Since 2016, Williams has been on the Board of Governors for the Academy of Motion Picture Arts and Sciences. He serves as chair of both its Documentary Branch and its Diversity Committee and sits on its Education and Outreach committee as well as its A20/20 diversity initiative. He is on the Alumni Advisory Board of the Sundance Institute, the Advisory Board of Full Frame Festival and the Board of Directors of the Tribeca Film Institute.

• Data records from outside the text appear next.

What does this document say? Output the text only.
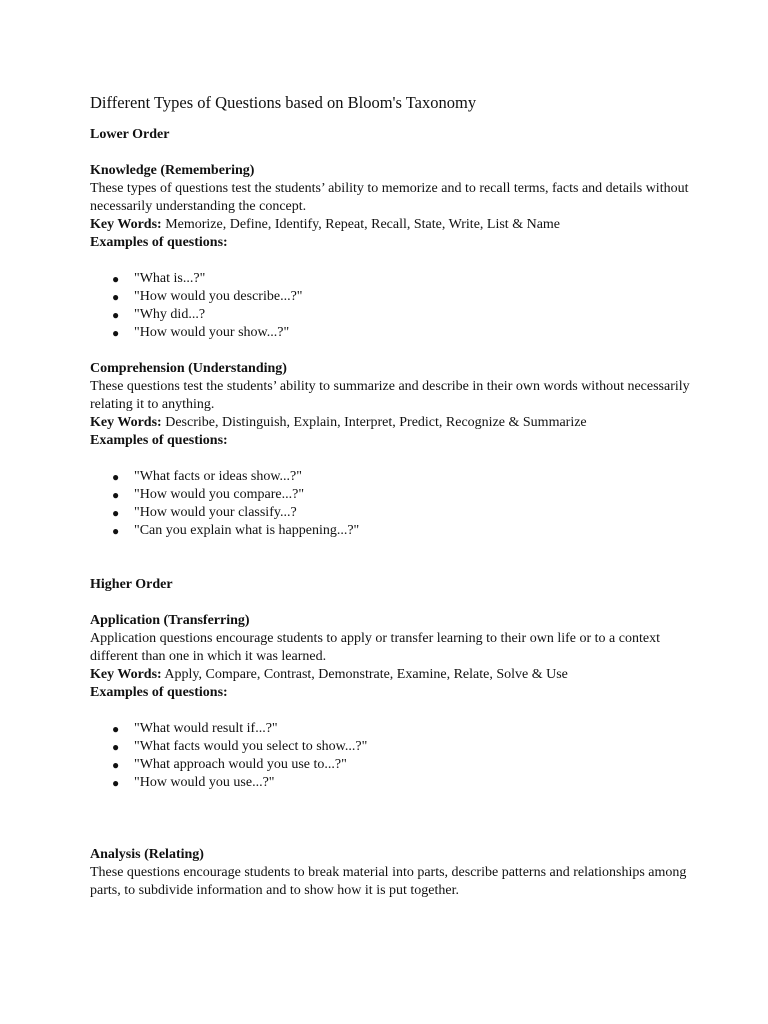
Different Types of Questions based on Bloom's Taxonomy
Lower Order
Knowledge (Remembering)

These types of questions test the students’ ability to memorize and to recall terms, facts and details without necessarily understanding the concept.

Key Words: Memorize, Define, Identify, Repeat, Recall, State, Write, List & Name

Examples of questions:
● "What is...?"
● "How would you describe...?"
● "Why did...?
● "How would your show...?"
Comprehension (Understanding)

These questions test the students’ ability to summarize and describe in their own words without necessarily relating it to anything.

Key Words: Describe, Distinguish, Explain, Interpret, Predict, Recognize & Summarize

Examples of questions:
● "What facts or ideas show...?"
● "How would you compare...?"
● "How would your classify...?
● "Can you explain what is happening...?"
Higher Order
Application (Transferring)

Application questions encourage students to apply or transfer learning to their own life or to a context different than one in which it was learned.

Key Words: Apply, Compare, Contrast, Demonstrate, Examine, Relate, Solve & Use

Examples of questions:
● "What would result if...?"
● "What facts would you select to show...?"
● "What approach would you use to...?"
● "How would you use...?"
Analysis (Relating)

These questions encourage students to break material into parts, describe patterns and relationships among parts, to subdivide information and to show how it is put together.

In addition, Williams serves on the board of Docubox Kenya, a documentary fund and mentorship program based in Nairobi that supports African filmmakers, and on the board of None on Record, a Kenya-based organization that provides media training for the African LGBT community. He is also on the board of the Zeitz Museum of Contemporary Art Africa in Cape Town, South Africa, the first major African museum dedicated to contemporary art.
QUESTIONS FOR THE CREATOR
Why did you create this work?
Roger Ross Williams: I created this work to allow audiences to experience how travel discrimination impacts people’s daily lives in both small and dramatic ways and how everyday people can work together to rise above the harsh inequality in a productive, communal way. I wanted to explore how barriers to physical mobility affect other types of mobility (i.e., economic, social, spiritual) and also how communities can come together to confront these obstacles. And I wanted to collect, share, and preserve important familial, cultural, and historic memories from the Jim Crow Era before they are lost forever.
Why now?
I think we all know America hasn’t really dealt with the issues around racism, and slavery, and the legacy of slavery. The goal of “Traveling While Black” was to create a conversation about that. As black people we are always on edge, and simply existing is a risk despite the advancements in civil rights. I’m still fearful when I’m driving and see a police car behind me. Black American parents still teach their children survival skills for everyday life in the 21st century. So now is a crucially important time.
What surprised you as you were making it?
What surprised me is that when I dove into VR, people kept telling me it was like theater and I needed to think in a different way, and I experimented with lots of different ways to tell the story (animation, live action, etc.). But what I realized is that VR, like any other storytelling medium, is really about the story. And I went full circle back to my documentary storytelling instincts and I think by using those skills and those instincts I was able to create something that was totally unique and different. I learned that the power of VR, and the power of any medium, is totally contained within the power of the story.
What was the most challenging aspect for you?
The biggest challenge was doing justice to the material. I wanted this to be an impactful piece, so I was thinking about that all the time. That’s why we decided on a VR format. You can’t escape it because you are immersed in the story in such a powerful way, and you can’t be distracted by a cellphone or other device like you would be in a classic 2D experience. For example, we could surround the viewer with all-too familiar footage of the shooting of unarmed black men. We’ve all become numb to that footage in classic formats. In this format, especially if you’re not black, you are kind of placed in that reality. And if you’re not black, you also get to go into Ben’s Chili Bowl, a black safe space, and be part of a conversation there that you probably wouldn’t normally have access to. If you are black, the VR is like therapy. It lets you delve deep into that inner trauma that we all carry with us in America as black people. But the immersion was challenging too, because you don’t want to overwhelm the audience. So finding the right balance was its own challenge.